Bisa dibayangkan bagaimana rasa yang menyelimuti bagian luar vaginaku yang langsung seketika itu juga menjadi basah. Hal ini memudahkan Ita untuk mulai menyusupkan batang kemaluan mainan itu masuk ke dalam lipatan bibir vaginaku, dapat kurasakan ujungnya mulai masuk ke dalam liang vaginaku.

Bagaikan mata bor yang besar berputar pelan sambil bergetar memasuki liang vaginaku lebih dalam lagi, aku merasakan kenikmatan yang belum pernah kurasakan sebelumnya, kuremas-remas payudaraku sendiri sambil memilin-milin puting susuku. Batang kemaluan mainan itu akhirnya benar-benar masuk membenam di dalam liang vaginaku, kurasakan ujungnya menempel, menekan dan berputar di tonjolan daging kecil sebesar ibu jari yang tumbuh di dalam liang vaginaku. Ita menarik dan membenamkannya kembali, mengocok terus makin lama makin cepat.

Ujung tipis yang bergetar di bagian luar vaginaku menyentuh ujung klitorisku, aku merasakan setiap inci dinding vaginaku mendapat rangsangan hebat, liukan batang kemaluan mainan itu membuat dinding bagian dalam vaginaku bergetar, cairan yang membasahi liang vaginaku makin lama makin banyak.

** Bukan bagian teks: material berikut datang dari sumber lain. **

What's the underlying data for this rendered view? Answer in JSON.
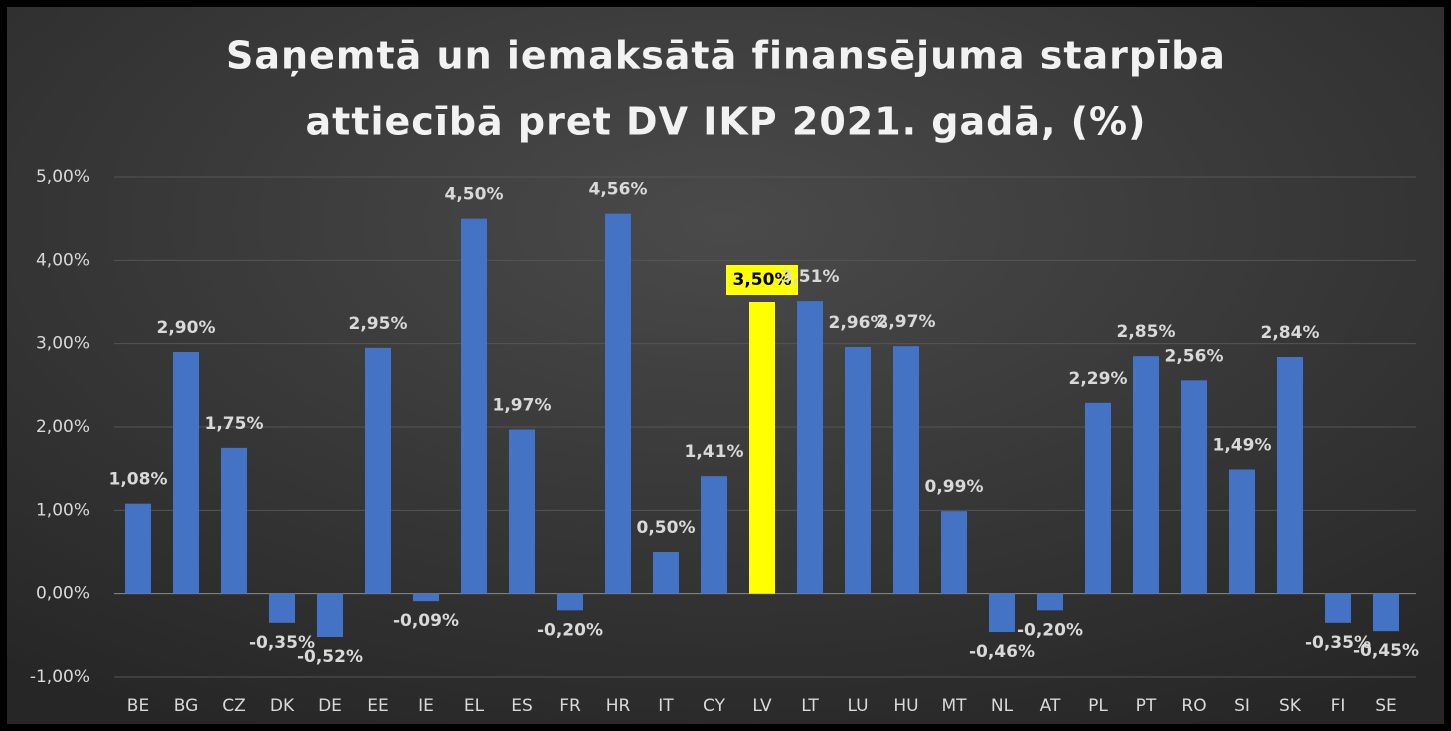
{
  "chart_data": {
    "type": "bar",
    "title": [
      "Saņemtā un iemaksātā finansējuma starpība",
      "attiecībā pret DV IKP 2021. gadā, (%)"
    ],
    "categories": [
      "BE",
      "BG",
      "CZ",
      "DK",
      "DE",
      "EE",
      "IE",
      "EL",
      "ES",
      "FR",
      "HR",
      "IT",
      "CY",
      "LV",
      "LT",
      "LU",
      "HU",
      "MT",
      "NL",
      "AT",
      "PL",
      "PT",
      "RO",
      "SI",
      "SK",
      "FI",
      "SE"
    ],
    "values": [
      1.08,
      2.9,
      1.75,
      -0.35,
      -0.52,
      2.95,
      -0.09,
      4.5,
      1.97,
      -0.2,
      4.56,
      0.5,
      1.41,
      3.5,
      3.51,
      2.96,
      2.97,
      0.99,
      -0.46,
      -0.2,
      2.29,
      2.85,
      2.56,
      1.49,
      2.84,
      -0.35,
      -0.45
    ],
    "value_labels": [
      "1,08%",
      "2,90%",
      "1,75%",
      "-0,35%",
      "-0,52%",
      "2,95%",
      "-0,09%",
      "4,50%",
      "1,97%",
      "-0,20%",
      "4,56%",
      "0,50%",
      "1,41%",
      "3,50%",
      "3,51%",
      "2,96%",
      "2,97%",
      "0,99%",
      "-0,46%",
      "-0,20%",
      "2,29%",
      "2,85%",
      "2,56%",
      "1,49%",
      "2,84%",
      "-0,35%",
      "-0,45%"
    ],
    "color": "#4472c4",
    "colors": [
      "#4472c4",
      "#4472c4",
      "#4472c4",
      "#4472c4",
      "#4472c4",
      "#4472c4",
      "#4472c4",
      "#4472c4",
      "#4472c4",
      "#4472c4",
      "#4472c4",
      "#4472c4",
      "#4472c4",
      "#ffff00",
      "#4472c4",
      "#4472c4",
      "#4472c4",
      "#4472c4",
      "#4472c4",
      "#4472c4",
      "#4472c4",
      "#4472c4",
      "#4472c4",
      "#4472c4",
      "#4472c4",
      "#4472c4",
      "#4472c4"
    ],
    "ylim": [
      -1,
      5
    ],
    "yticks": [
      {
        "value": -1,
        "label": "-1,00%"
      },
      {
        "value": 0,
        "label": "0,00%"
      },
      {
        "value": 1,
        "label": "1,00%"
      },
      {
        "value": 2,
        "label": "2,00%"
      },
      {
        "value": 3,
        "label": "3,00%"
      },
      {
        "value": 4,
        "label": "4,00%"
      },
      {
        "value": 5,
        "label": "5,00%"
      }
    ],
    "grid": true
  }
}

Aku hampir pingsan rasanya karena merasakan kenikmatan yang luar biasa. Tidak memerlukan waktu yang lama hingga aku mengalami orgasme yang hebat sekali. Ita tampak tersenyum puas setelah berhasil mengerjaiku dengan alat koleksinya.

"Kamu mau alat ini?" tanya Ita padaku sambil menawarkan alat yang baru digunakannya untuk memuaskanku.
"Ini untuk kamu saja. Kalau kamu mau, besok boleh kamu bawa pulang" imbuh Ita sambil menyodorkan batang kemaluan mainannya yang baru saja membuatku orgasme.

Demikianlah kisah petualanganku dengan sesama wanita.